103. The method of claim 102, wherein the pulsed amount of the peptide is added up to about 2 days prior to expanding the second population of T cells prior to enriching for T cells expressing CD137 (4-1 BB).

104. The method of claim 102 or 103, wherein the pulsed amount of the peptide is higher than a first amount of the peptide antigen.

105. The method of any one of claims 100-104, wherein the RAS peptide antigen is a RAS peptide neoantigen or an antigen derived from a RAS mutation.
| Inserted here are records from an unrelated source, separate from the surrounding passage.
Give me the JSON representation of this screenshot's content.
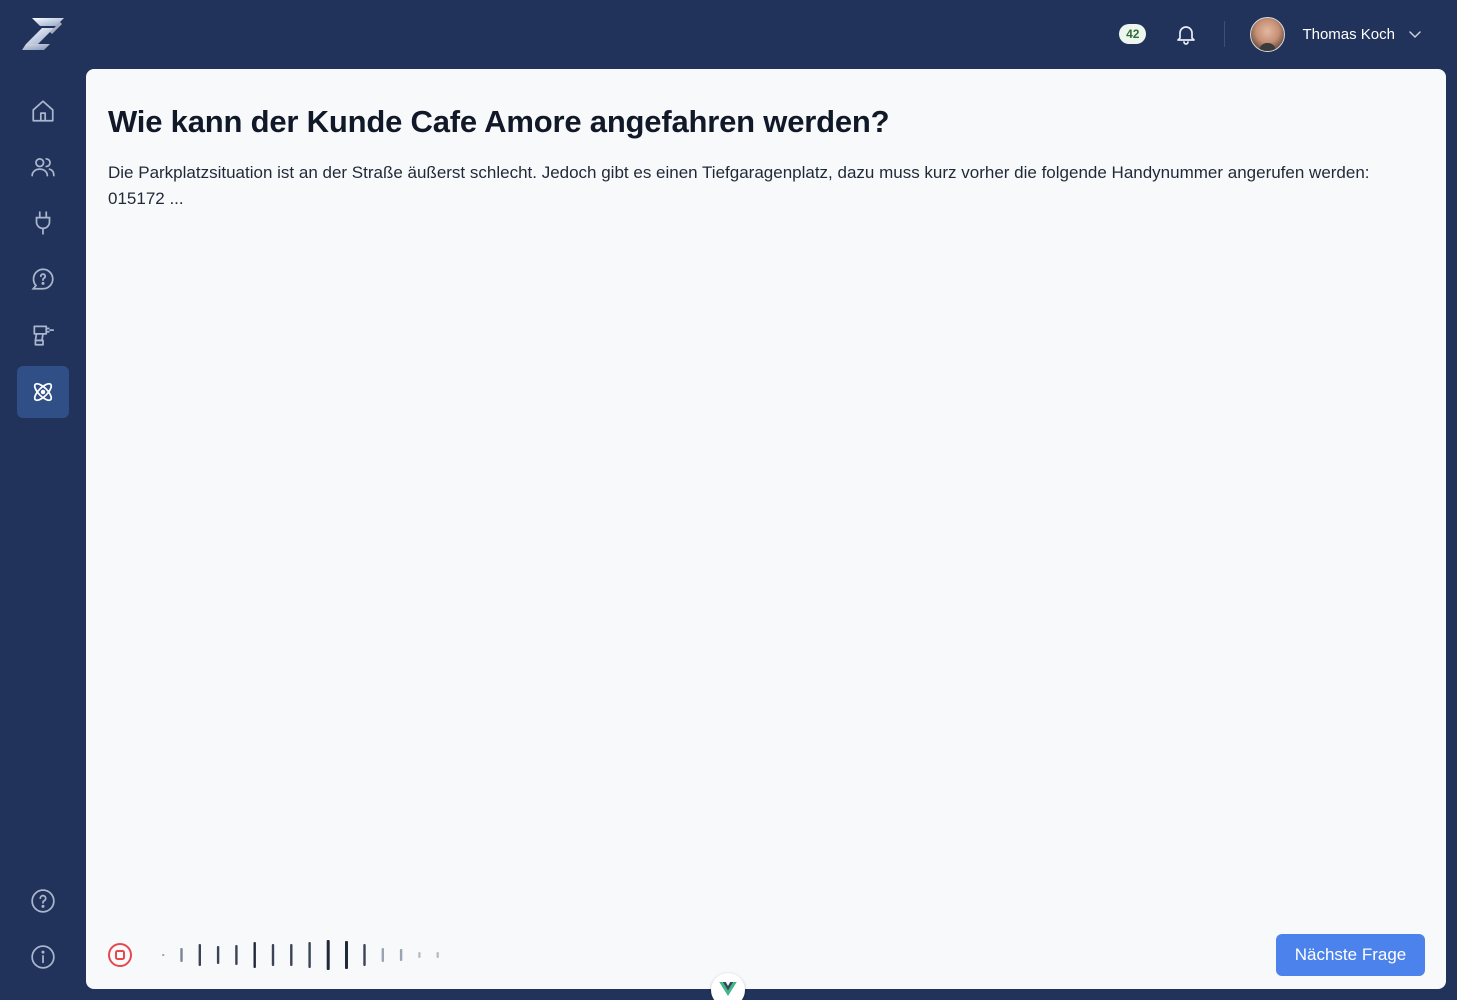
{
  "header": {
    "notification_count": "42",
    "user_name": "Thomas Koch"
  },
  "sidebar": {
    "items": [
      {
        "icon": "home-icon",
        "active": false
      },
      {
        "icon": "users-icon",
        "active": false
      },
      {
        "icon": "plug-icon",
        "active": false
      },
      {
        "icon": "chat-question-icon",
        "active": false
      },
      {
        "icon": "drill-icon",
        "active": false
      },
      {
        "icon": "atom-icon",
        "active": true
      }
    ],
    "bottom_items": [
      {
        "icon": "help-circle-icon"
      },
      {
        "icon": "info-circle-icon"
      }
    ]
  },
  "main": {
    "question": "Wie kann der Kunde Cafe Amore angefahren werden?",
    "answer": "Die Parkplatzsituation ist an der Straße äußerst schlecht. Jedoch gibt es einen Tiefgaragenplatz, dazu muss kurz vorher die folgende Handynummer angerufen werden: 015172 ...",
    "next_button_label": "Nächste Frage"
  },
  "colors": {
    "background": "#21335a",
    "card": "#f8f9fb",
    "accent": "#4c82ec",
    "active_nav": "#2f4f86",
    "record_stop": "#e5484d"
  }
}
106. A method for producing a therapeutic T cell population, comprising:

(a) Culturing a first T cell population of a biological sample from a subject in a first cell culture medium comprising Antigen Presenting Cells (APCs) that present epitopes of peptide antigens complexed to MHC proteins to produce a second T cell population;

(b) Expanding the second T cell population in a second cell culture medium comprising a first amount of the peptide antigen to produce a third T cell population;

(c) Supplementing said second cell culture medium with a second amount of said peptide antigen, wherein said second amount of said peptide antigen is higher than said first amount of said peptide antigen; and

(d) Expanding the third T cell population to obtain a therapeutic T cell population comprising antigen-specific T cells.

107. A method for producing a therapeutic T cell population, comprising:

(b) Enriching for T cells expressing CD137 (4-1 BB) and/or T cells expressing CD69 to produce an enriched second T cell population;

(c) Culturing the enriched T cell population in a second medium supplemented with pulses of increasing concentration of the peptide antigen, the pulses beginning at a dose lower than the dose present in the first medium; and

(d) Expanding the enriched second T cell population in a second cell culture medium to obtain a therapeutic T cell population comprising antigen-specific T cells.

108. A pharmaceutical composition comprising a therapeutic population of T cells comprising antigen-specific T cells produced according to the method of any one of claims 1-107.